When I woke up the following morning, he wasn't in bed. I found him in the living room staring out the window deep in thought.

"Good morning babe," I said wrapping my arms around him from behind. He got startled but gave me a kiss on the cheek before responding. "What has you deep in thought so early in the morning?"

"Just this and that,"

"Wanna share?"

"I think...I..." he took a deep breath. "I've been really thinking and I... I think... I think it's best that we should break up,"

"What? Is this a joke?" I didn't know why I asked that when his facial expression clearly indicated that he was not joking. "Did my parents put you up to this? What did they tell you? What did they say?"

"It's not because of them but I've been thinking about what your dad said. Love isn't enough, it never has been. We have other people we have to be accountable to and for and we can't be selfish just by thinking about our own happiness,"

"Then is it me? Did I do something wrong? Did I not put back your things how they are supposed to be? Is it because I bitched about doing laundry? You know I was joking about it,"

"It's not because of you or anything you've done. I just don't want us tolerating each other years down the line. What if we become those bitter couple that hate each other? I love you so much that it would kill me should my feelings change,"
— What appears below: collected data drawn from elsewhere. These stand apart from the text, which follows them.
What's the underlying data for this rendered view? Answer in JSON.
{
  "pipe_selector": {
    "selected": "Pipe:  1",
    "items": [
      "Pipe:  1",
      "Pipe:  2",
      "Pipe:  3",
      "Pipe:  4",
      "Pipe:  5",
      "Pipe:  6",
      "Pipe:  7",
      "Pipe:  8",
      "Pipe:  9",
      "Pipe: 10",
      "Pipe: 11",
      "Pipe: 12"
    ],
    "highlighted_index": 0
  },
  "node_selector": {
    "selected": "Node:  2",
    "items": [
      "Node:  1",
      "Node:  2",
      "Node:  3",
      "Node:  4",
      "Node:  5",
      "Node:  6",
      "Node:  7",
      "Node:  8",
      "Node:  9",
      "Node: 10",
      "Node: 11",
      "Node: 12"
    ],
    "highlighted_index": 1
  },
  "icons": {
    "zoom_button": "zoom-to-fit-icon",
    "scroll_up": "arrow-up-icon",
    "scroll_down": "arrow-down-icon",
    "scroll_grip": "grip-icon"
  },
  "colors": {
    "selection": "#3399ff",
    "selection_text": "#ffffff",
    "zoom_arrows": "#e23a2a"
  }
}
"Are you fucking listening to what's coming out of your fucking mouth? You love me so much that's why you are breaking up with me? Which alternate universe does that make sense in? You stood up to my parents just the other day, you defended our relationship and now you want to break up with me?"
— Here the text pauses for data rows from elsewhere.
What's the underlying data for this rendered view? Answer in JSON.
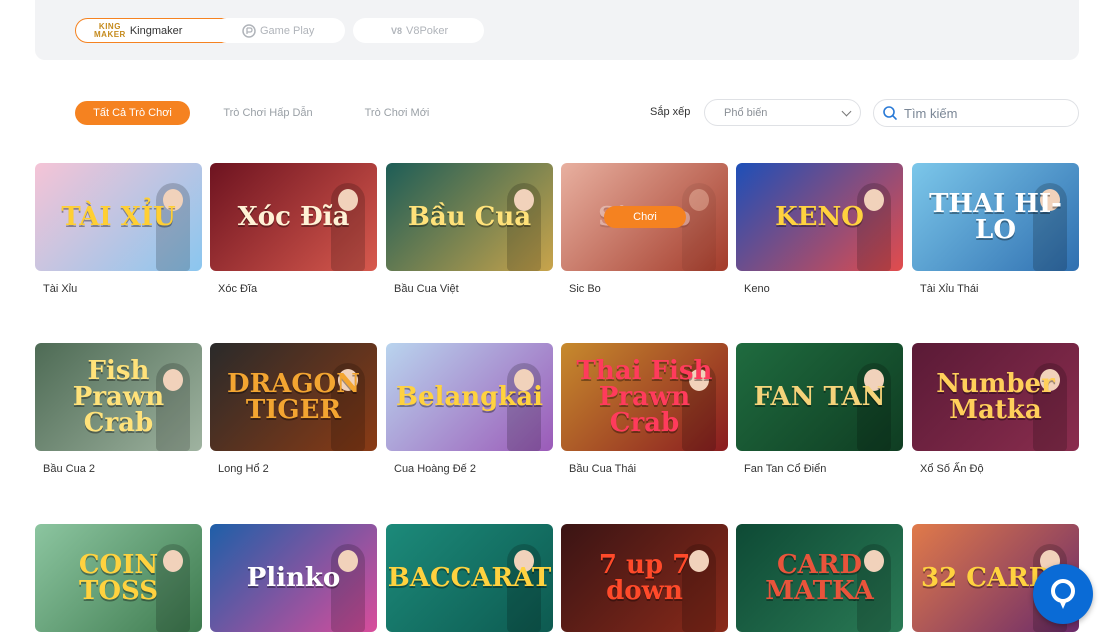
{
  "providers": [
    {
      "label": "Kingmaker",
      "logo_text_top": "KING",
      "logo_text_bottom": "MAKER",
      "active": true
    },
    {
      "label": "Game Play",
      "logo_icon": "gameplay-logo-icon",
      "active": false
    },
    {
      "label": "V8Poker",
      "logo_text": "V8",
      "active": false
    }
  ],
  "tabs": [
    {
      "label": "Tất Cả Trò Chơi",
      "active": true
    },
    {
      "label": "Trò Chơi Hấp Dẫn",
      "active": false
    },
    {
      "label": "Trò Chơi Mới",
      "active": false
    }
  ],
  "sort": {
    "label": "Sắp xếp",
    "selected": "Phổ biến"
  },
  "search": {
    "placeholder": "Tìm kiếm",
    "value": ""
  },
  "hover_play_label": "Chơi",
  "games": [
    {
      "name": "Tài Xỉu",
      "art_text": "TÀI XỈU",
      "bg": "linear-gradient(135deg,#f5c4d6,#8ac6ef)",
      "art_color": "#ffcf33"
    },
    {
      "name": "Xóc Đĩa",
      "art_text": "Xóc Đĩa",
      "bg": "linear-gradient(135deg,#6d1320,#d85a4e)",
      "art_color": "#fff2d6"
    },
    {
      "name": "Bầu Cua Việt",
      "art_text": "Bầu Cua",
      "bg": "linear-gradient(135deg,#1d5d57,#c9a44b)",
      "art_color": "#ffe27a"
    },
    {
      "name": "Sic Bo",
      "art_text": "Sic Bo",
      "bg": "linear-gradient(135deg,#e8b0a0,#a33b2a)",
      "art_color": "#ffffff",
      "hovered": true
    },
    {
      "name": "Keno",
      "art_text": "KENO",
      "bg": "linear-gradient(135deg,#1d4fb8,#e24c4c)",
      "art_color": "#ffd23f"
    },
    {
      "name": "Tài Xỉu Thái",
      "art_text": "THAI HI-LO",
      "bg": "linear-gradient(135deg,#7cc7ea,#2f6fb0)",
      "art_color": "#ffffff"
    },
    {
      "name": "Bầu Cua 2",
      "art_text": "Fish Prawn Crab",
      "bg": "linear-gradient(135deg,#4e6b55,#9fb3a0)",
      "art_color": "#ffe27a"
    },
    {
      "name": "Long Hổ 2",
      "art_text": "DRAGON TIGER",
      "bg": "linear-gradient(135deg,#2a2a2a,#8a3b15)",
      "art_color": "#f3a531"
    },
    {
      "name": "Cua Hoàng Đế 2",
      "art_text": "Belangkai",
      "bg": "linear-gradient(135deg,#b9d4ee,#9b5ab8)",
      "art_color": "#ffd23f"
    },
    {
      "name": "Bầu Cua Thái",
      "art_text": "Thai Fish Prawn Crab",
      "bg": "linear-gradient(135deg,#c78a2d,#8a1c20)",
      "art_color": "#ff3b5c"
    },
    {
      "name": "Fan Tan Cổ Điển",
      "art_text": "FAN TAN",
      "bg": "linear-gradient(135deg,#1f6b3f,#0f3d22)",
      "art_color": "#f5d37a"
    },
    {
      "name": "Xổ Số Ấn Độ",
      "art_text": "Number Matka",
      "bg": "linear-gradient(135deg,#5a1a36,#8a2d4e)",
      "art_color": "#ffcf5a"
    },
    {
      "name": "",
      "art_text": "COIN TOSS",
      "bg": "linear-gradient(135deg,#8cc5a0,#3d7a4e)",
      "art_color": "#ffd23f"
    },
    {
      "name": "",
      "art_text": "Plinko",
      "bg": "linear-gradient(135deg,#1e5fa8,#d94d9b)",
      "art_color": "#ffffff"
    },
    {
      "name": "",
      "art_text": "BACCARAT",
      "bg": "linear-gradient(135deg,#1c8a7a,#0d5a50)",
      "art_color": "#ffd23f"
    },
    {
      "name": "",
      "art_text": "7 up 7 down",
      "bg": "linear-gradient(135deg,#3a1414,#8a2a1a)",
      "art_color": "#ff4a2a"
    },
    {
      "name": "",
      "art_text": "CARD MATKA",
      "bg": "linear-gradient(135deg,#0e4a35,#2a7a55)",
      "art_color": "#e9543b"
    },
    {
      "name": "",
      "art_text": "32 CARDS",
      "bg": "linear-gradient(135deg,#e07a4a,#6a2a6a)",
      "art_color": "#ffd23f"
    }
  ],
  "colors": {
    "accent": "#f58220",
    "chat": "#0a6bd6"
  },
  "chat_widget_icon": "chat-icon"
}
"It's for our own good and for the good of those we love,"

"Fuck you,"

"Please listen to me. Your mom took it hard and even refused to talk to you, I don't know how my sisters will react but I can tell you they won't be welcoming and as for my mom, she would die if she heard it. I don't want to be the cause of my mother's death Shane, can't you understand that?"

"We don't have to tell them,"

"We had no intentions of telling your parents but they found out, do you think they would keep it to themselves? And even if they could, it doesn't mean that my family won't find out in their own way,"

"Please babe, please think this through carefully. You are throwing away a perfectly healthy relationship based on a fear that might never happen. You are giving up on twelve good years of a life we've shared and built together. Does it mean that little to you? Do I mean that little to you?" I was crying. I was a grown man crying because my boyfriend was breaking up with me and I was begging him to reconsider his decision. It was a pathetic sight, so pathetic he couldn't even look me in the eyes but I didn't care.

"It was good while it lasted, don't you think?" I knew trying to convince Curtis to change his mind after he'd made a decision was futile but I still had to try or at least try and understand his decision.

He moved out that same day. I never knew pain until that day. Seeing him walk out without looking back to say goodbye was the most painful thing I had to endure. My heart felt like it was being torn into pieces while still inside me. It was physically painful and nothing Ryan or Timothy did or said made it better.

Days went by but it didn't get better as they had promised. Instead, the love I felt for him was making me bitter.

How could he just give up on us that easily? How could he not fight for us? Was it all just a show? Did he even love me as he claimed? If he did love me, he would have stuck it out with me. He would have trusted in me and the love I felt for him to know that it wouldn't falter regardless of the pressure and opposition we would face. He didn't love me. If he did love me, he wouldn't have ended it with me that easily.